“They have caught a postman,” he says, “and torn up and scattered his letters over the forest.”

No need to ask who “they” are!

“Another postman has escaped by throwing his bicycle down by the roadside and plunging into the heart of the woods.”

No one seems to know whether the first man was killed, though rumour surmises he is injured. The point is, these encounters take place on the very road the malle-poste has to traverse.

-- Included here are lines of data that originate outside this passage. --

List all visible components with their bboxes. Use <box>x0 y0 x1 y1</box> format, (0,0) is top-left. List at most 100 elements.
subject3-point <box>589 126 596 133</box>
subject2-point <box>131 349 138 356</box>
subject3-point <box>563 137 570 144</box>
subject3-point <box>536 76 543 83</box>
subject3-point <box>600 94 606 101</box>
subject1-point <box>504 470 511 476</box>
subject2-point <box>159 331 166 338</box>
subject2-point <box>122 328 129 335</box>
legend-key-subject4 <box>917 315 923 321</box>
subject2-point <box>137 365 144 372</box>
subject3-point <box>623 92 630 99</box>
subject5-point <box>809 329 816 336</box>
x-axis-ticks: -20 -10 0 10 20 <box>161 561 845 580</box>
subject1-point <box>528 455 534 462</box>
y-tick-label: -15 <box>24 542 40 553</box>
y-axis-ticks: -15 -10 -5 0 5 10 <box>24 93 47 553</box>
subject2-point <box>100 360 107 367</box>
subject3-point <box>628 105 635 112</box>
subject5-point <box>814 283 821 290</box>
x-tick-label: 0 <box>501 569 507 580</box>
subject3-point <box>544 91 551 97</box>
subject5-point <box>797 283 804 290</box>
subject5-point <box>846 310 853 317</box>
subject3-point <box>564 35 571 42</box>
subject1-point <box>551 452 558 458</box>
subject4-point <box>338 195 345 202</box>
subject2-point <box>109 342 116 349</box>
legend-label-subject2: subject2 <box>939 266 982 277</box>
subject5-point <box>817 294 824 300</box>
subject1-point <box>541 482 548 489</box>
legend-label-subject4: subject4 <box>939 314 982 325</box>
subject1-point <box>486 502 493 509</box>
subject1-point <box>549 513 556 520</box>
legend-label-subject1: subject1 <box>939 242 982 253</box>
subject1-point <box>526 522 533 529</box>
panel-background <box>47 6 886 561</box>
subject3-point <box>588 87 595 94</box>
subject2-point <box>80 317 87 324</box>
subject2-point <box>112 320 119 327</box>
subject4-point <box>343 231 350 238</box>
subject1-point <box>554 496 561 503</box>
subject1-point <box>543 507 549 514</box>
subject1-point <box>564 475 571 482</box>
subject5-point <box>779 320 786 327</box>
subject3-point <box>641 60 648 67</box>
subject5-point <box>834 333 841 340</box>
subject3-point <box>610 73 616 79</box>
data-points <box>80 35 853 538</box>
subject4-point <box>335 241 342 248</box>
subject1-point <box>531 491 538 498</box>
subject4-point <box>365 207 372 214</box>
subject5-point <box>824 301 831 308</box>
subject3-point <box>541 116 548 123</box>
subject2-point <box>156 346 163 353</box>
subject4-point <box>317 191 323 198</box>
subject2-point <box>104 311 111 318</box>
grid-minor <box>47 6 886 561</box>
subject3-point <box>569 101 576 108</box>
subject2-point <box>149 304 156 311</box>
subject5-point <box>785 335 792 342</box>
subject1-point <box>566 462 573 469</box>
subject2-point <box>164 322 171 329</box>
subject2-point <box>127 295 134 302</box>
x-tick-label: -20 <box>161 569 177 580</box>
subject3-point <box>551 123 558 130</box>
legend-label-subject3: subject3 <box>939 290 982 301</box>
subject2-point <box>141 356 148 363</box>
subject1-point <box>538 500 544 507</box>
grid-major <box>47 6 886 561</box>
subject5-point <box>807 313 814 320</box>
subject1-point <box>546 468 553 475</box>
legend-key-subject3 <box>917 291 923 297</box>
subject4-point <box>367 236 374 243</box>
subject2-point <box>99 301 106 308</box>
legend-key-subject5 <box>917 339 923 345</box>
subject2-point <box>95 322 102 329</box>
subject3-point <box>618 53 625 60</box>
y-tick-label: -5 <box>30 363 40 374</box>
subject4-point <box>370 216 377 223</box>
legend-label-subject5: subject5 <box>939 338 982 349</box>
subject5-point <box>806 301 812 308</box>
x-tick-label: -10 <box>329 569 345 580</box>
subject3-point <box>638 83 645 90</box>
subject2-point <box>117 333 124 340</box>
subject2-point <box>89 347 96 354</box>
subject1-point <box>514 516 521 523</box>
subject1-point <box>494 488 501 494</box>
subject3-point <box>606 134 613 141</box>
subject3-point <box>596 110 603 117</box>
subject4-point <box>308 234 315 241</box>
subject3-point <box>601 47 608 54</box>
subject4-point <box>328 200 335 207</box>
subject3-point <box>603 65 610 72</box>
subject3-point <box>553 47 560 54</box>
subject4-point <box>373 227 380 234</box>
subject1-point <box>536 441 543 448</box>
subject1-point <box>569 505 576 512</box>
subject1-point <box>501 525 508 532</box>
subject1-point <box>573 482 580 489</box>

Afraid to stay, afraid to go, poor Madame Job is in a sad plight. Finally the huge washing-basket with its moorings of cord is safely transferred to the cemented kitchen floor. The Précepteur, his wife and children, the Job-Lepouses and numerous villagers who had turned in to bid them good-bye, have a kind of second breakfast of black bread and coffee round that inevitable big black stove which I always, in my own mind, call “the peasants’” friend.

WHAT THE UHLANS THINK

A furious fight is going on in the village street. Fists and tongues striving to outdo each other. Les Prussiens, of course. I think if the earth opened and swallowed us up we should at once attribute it to German atrocities! But this time the aubergiste is cuffing the picturesque poacher for something that gentleman has done.

“Brave garçon,” sneers a passer-by.

“Malain,” retorts the poacher fiercely.

The peasants fling themselves on the malcontents and proclaim a truce. They argue rightly that only fools quarrel in war-time.